Teens face the greatest risk of being both victims and perpetrators of sexual violence compared to any other age group.
"A lot of time victims feel like they're alone. But just knowing that someone has gone through it all and has healed from it or is transitioning into the healing process is also inspiring for victims," said Lewis-Turner.
The Milwaukee Public Schools junior says she found herself in abusive relationships in her early teen years. Now, Lewis-Turner educates her peers about the warning signs for dating violence.
"I feel if more youth or more people like me was able to be given these opportunities to learn these things, we wouldn't have been in the predicament that we were -- because a lot of times, we don't even realize what we're doing," Lewis-Turner said.
Lewis-Turner's work is part of a new youth-led initiative called "Dare2Know," a branch of End Domestic Abuse Wisconsin, which provides resources for victims' advocacy organizations around the state.
"Sixteen percent of Wisconsin high school teens have said that they've experienced sexual violence by the hands of a dating partner," said Tony Wilkin-Gibbart, End Domestic Abuse Wisconsin associate direcotr.
End Domestic Abuse Wisconsin Associate Director Tony Wilkin-Gibbart says, Thursday's testimony sheds a national spotlight on an issue facing victims everywhere: fear of coming forward.

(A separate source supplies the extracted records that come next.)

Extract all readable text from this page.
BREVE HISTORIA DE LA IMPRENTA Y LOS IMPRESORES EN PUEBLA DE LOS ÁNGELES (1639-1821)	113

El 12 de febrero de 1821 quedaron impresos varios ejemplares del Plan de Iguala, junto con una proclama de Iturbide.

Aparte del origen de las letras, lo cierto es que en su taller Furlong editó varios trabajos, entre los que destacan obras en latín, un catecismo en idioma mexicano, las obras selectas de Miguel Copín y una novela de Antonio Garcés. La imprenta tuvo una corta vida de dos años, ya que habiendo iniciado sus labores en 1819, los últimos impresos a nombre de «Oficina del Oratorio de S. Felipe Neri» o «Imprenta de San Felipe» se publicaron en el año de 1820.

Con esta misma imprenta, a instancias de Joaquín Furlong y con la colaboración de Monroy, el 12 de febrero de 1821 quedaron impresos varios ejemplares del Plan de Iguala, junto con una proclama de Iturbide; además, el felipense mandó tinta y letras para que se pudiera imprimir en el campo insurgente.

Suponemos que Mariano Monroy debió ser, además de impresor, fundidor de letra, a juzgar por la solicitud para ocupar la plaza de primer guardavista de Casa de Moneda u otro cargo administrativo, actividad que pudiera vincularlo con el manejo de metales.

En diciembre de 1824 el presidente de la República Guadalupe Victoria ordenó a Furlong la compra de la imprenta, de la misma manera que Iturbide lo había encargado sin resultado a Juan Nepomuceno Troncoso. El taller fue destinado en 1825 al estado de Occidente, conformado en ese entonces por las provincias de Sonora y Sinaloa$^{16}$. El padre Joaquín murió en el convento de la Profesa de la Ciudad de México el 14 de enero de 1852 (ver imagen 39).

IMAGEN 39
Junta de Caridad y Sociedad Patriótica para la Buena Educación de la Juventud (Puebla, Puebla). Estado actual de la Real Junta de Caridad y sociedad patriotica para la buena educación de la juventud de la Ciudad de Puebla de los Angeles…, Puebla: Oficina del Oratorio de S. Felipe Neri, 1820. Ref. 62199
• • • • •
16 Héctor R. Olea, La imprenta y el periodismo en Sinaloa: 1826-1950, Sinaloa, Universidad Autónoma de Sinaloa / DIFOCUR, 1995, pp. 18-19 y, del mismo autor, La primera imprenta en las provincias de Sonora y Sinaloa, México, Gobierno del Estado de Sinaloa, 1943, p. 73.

"A lot of time there is embarrassment or shame that victims feel because they feel as if they've done something wrong, and there also is the reality that many times victims are not believed," said Wilkin-Gibbart.
A trend Lewis-Turner is hoping to break by following in Ford's footsteps.
"When people don't speak up for value their voice, it's like the cycle continues and I want to be able to help our next generation stop the cycle," Lewis-Turner said.
The Dare2Know initiative also focuses on what next steps to take if a victim of sexual or domestic abuse confides in you.